Koleksiyondan müzeye
Antik Yunan zamanında ‘Musesler’ için yapılan tapınaklara ‘mouseion’ denirdi. Felsefe ve bilim konuşulan, düşünmek için kullanılan yerlerdi. Latincede ‘museum’ olan bu kelime Romalılar ile birlikte literatüre geçti. Tarihsel süreç dünyanın farklı köşelerinde dallanıp budaklanarak ilerliyor ancak her ne kadar zor olsa da bir genelleme yapmaya çalışırsak diyebiliriz ki başta özel koleksiyonlar, hükümdarların kendi himayelerinde tuttuğu ilgi çekici eserler, 18. yüzyıldan itibaren halka açılıyor. 1759’da British Museum, 1793’de Louvre Müzesi ile modern anlamda anladığımız müze kavramı hayat buluyor.

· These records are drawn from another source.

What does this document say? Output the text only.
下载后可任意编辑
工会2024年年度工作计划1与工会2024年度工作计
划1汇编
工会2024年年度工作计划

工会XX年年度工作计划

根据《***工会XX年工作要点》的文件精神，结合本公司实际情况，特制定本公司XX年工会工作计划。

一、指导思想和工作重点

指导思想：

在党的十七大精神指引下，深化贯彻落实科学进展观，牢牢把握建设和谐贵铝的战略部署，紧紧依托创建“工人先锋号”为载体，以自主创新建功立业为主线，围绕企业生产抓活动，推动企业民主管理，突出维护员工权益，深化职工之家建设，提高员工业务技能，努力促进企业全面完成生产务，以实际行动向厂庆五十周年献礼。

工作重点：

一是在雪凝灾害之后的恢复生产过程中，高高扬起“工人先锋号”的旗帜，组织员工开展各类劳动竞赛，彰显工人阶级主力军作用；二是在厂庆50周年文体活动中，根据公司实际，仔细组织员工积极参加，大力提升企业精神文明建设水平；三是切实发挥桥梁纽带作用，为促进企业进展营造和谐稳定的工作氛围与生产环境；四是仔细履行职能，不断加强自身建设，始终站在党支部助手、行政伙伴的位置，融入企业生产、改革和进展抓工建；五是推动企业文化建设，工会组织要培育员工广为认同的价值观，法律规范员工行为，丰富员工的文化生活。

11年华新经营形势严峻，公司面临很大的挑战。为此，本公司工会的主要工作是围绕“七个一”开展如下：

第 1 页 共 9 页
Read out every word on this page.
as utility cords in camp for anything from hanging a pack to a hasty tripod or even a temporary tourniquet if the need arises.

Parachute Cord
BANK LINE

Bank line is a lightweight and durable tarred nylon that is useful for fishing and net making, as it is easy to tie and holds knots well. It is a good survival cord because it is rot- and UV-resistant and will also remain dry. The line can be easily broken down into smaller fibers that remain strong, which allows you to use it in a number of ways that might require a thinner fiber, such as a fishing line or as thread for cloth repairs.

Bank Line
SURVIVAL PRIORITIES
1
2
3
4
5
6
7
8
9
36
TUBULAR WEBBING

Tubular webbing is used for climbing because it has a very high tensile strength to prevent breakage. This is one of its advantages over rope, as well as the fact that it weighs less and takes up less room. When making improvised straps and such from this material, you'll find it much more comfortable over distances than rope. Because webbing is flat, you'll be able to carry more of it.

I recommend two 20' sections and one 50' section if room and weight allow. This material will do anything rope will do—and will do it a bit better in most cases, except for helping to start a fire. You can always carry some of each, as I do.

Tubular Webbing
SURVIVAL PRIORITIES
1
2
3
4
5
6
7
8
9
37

Pandemide inovasyon dönemi
Her konuda olduğu gibi pandemi dönemi müzeleri de varoluşsal bir krizin içine sürükledi. Ancak bu krizi fırsata çevirmek de mümkün. Amerika’nın Kaliforniya Eyaleti’ndeki USC Pasifik Asya Müzesi Müdürü Bethany Montagano verdiği bir röportajda fiziksel olarak ziyaretçi kabul edilemiyor oluşunun müzeleri yaratıcı çözümler üretmeye ittiğini söylüyor. 3D turlar ve çevrimiçi ziyaretler ile aslında daha büyük kitlelere ulaşıldığının ve müzelerin daha demokratikleştiğinin altını çiziyor.